The plaintiff testified that he became sick to such an extent that he could not work for several days after he returned home, and he went back to work before he was well. In answer to the above-quoted question, the witness answered: “Well, when he came in he told me he had been sick.”
The insistence is made that the inquiry and answer related to past conditions as to sickness, etc., and therefore do not come within the above-recognized rule. Whatever may be said as to the answer of witness in this respect, we are of the opinion that such is not the case as to the question itself, and the answer is not before us for review. The question may be reasonably construed to have reference to the declaration of the plaintiff as to his condition existing at the time it was made, and was not subject to the objections interposed. If the answer was illegal or was.otherwise objectionable, the remedy was to move to exclude the same. — McDonald v. Wood, 118 Ala. 589, 24 South. 86; Coghill v. Kennedy, 119 Ala. 641, 24 South. 459; Stowers Co. v. Brake, supra. No such motion or objection was interposed. Reversible error cannot therefore be predicated upon the action of the court in overruling the objections to the question.
The refusal of charge 5 was not reversible error. In support of the charge we are cited by counsel to Williams v. Anniston Elec. Co., 164 Ala. 84, 51 South. 385.

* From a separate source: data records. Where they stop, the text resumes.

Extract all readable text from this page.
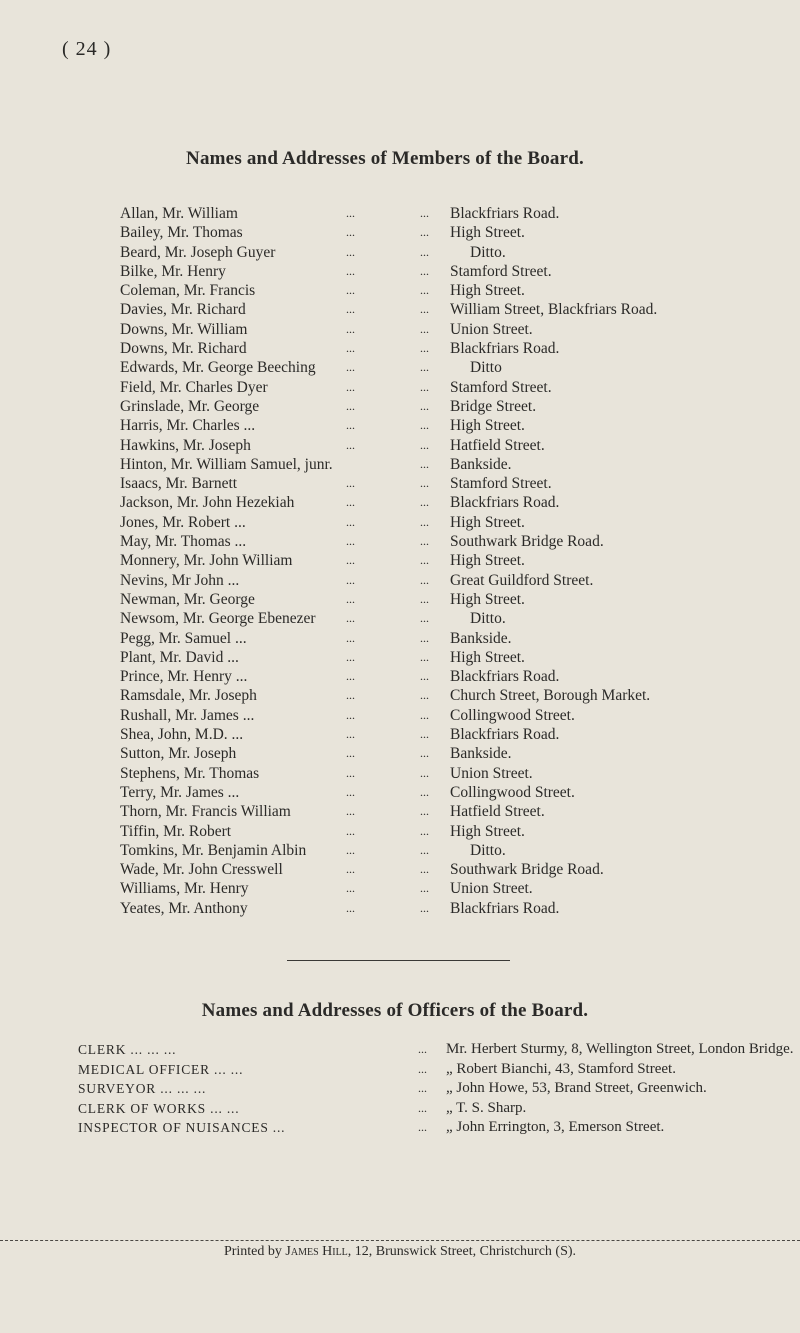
( 24 )
Names and Addresses of Members of the Board.
Allan, Mr. William	...	... Blackfriars Road.
Bailey, Mr. Thomas	...	... High Street.
Beard, Mr. Joseph Guyer	...	...	Ditto.
Bilke, Mr. Henry	...	... Stamford Street.
Coleman, Mr. Francis	...	... High Street.
Davies, Mr. Richard	...	... William Street, Blackfriars Road.
Downs, Mr. William	...	... Union Street.
Downs, Mr. Richard	...	... Blackfriars Road.
Edwards, Mr. George Beeching	...	...	Ditto
Field, Mr. Charles Dyer	...	... Stamford Street.
Grinslade, Mr. George	...	... Bridge Street.
Harris, Mr. Charles ...	...	... High Street.
Hawkins, Mr. Joseph	...	... Hatfield Street.
Hinton, Mr. William Samuel, junr.	... Bankside.
Isaacs, Mr. Barnett	...	... Stamford Street.
Jackson, Mr. John Hezekiah	...	... Blackfriars Road.
Jones, Mr. Robert ...	...	... High Street.
May, Mr. Thomas ...	...	... Southwark Bridge Road.
Monnery, Mr. John William	...	... High Street.
Nevins, Mr John ...	...	... Great Guildford Street.
Newman, Mr. George	...	... High Street.
Newsom, Mr. George Ebenezer	...	...	Ditto.
Pegg, Mr. Samuel ...	...	... Bankside.
Plant, Mr. David ...	...	... High Street.
Prince, Mr. Henry ...	...	... Blackfriars Road.
Ramsdale, Mr. Joseph	...	... Church Street, Borough Market.
Rushall, Mr. James ...	...	... Collingwood Street.
Shea, John, M.D. ...	...	... Blackfriars Road.
Sutton, Mr. Joseph	...	... Bankside.
Stephens, Mr. Thomas	...	... Union Street.
Terry, Mr. James ...	...	... Collingwood Street.
Thorn, Mr. Francis William	...	... Hatfield Street.
Tiffin, Mr. Robert	...	... High Street.
Tomkins, Mr. Benjamin Albin	...	...	Ditto.
Wade, Mr. John Cresswell	...	... Southwark Bridge Road.
Williams, Mr. Henry	...	... Union Street.
Yeates, Mr. Anthony	...	... Blackfriars Road.
Names and Addresses of Officers of the Board.
CLERK ... ... ...	... Mr. Herbert Sturmy, 8, Wellington Street, London Bridge.
MEDICAL OFFICER ... ...	... „ Robert Bianchi, 43, Stamford Street.
SURVEYOR ... ... ...	... „ John Howe, 53, Brand Street, Greenwich.
CLERK OF WORKS ... ...	... „ T. S. Sharp.
INSPECTOR OF NUISANCES ...	... „ John Errington, 3, Emerson Street.
Printed by James Hill, 12, Brunswick Street, Christchurch (S).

The only phase of the evidence which counsel for appellant insists might have any relation to what may be termed an “accident” is that in reference to the overflow of water from the toilet. We by no means intend any indication that we concede any of the evidence as to the overflow of water to have a tendency to show any accident. Rather our inclination is' strongly to the contrary However that may be, count 1 rested for recovery only upon the negligence as to the unheated condition of the waiting room, and as to this phase of the case it is not insisted that there is any evidence tending to show an accident. In any event, therefore, the charge ignored that phase of the evidence under count 1 on which plaintiff might have been entitled to recover, and as to said count the charge was clearly abstract. — Ala. Steel, etc., Co. v. Thompson, 166 Ala. 460, 52 South. 75.
Both counts of the complaint set up simple negligence only, there being no averment as to wanton or willful injury. Charge 3 was therefore calculated to mislead the jury, and its refusal does not constitute reversible error, as was held in B. R. L. & P. Co. v. Scisson, 186 Ala. 70, 65 South. 332, though there would have been no impropriety in giving it.
No reversible error appearing in the record, the judgment of the court below is affirmed.
Affirmed.
Anderson, C. J., and McClellan and Sayre, JJ., concur.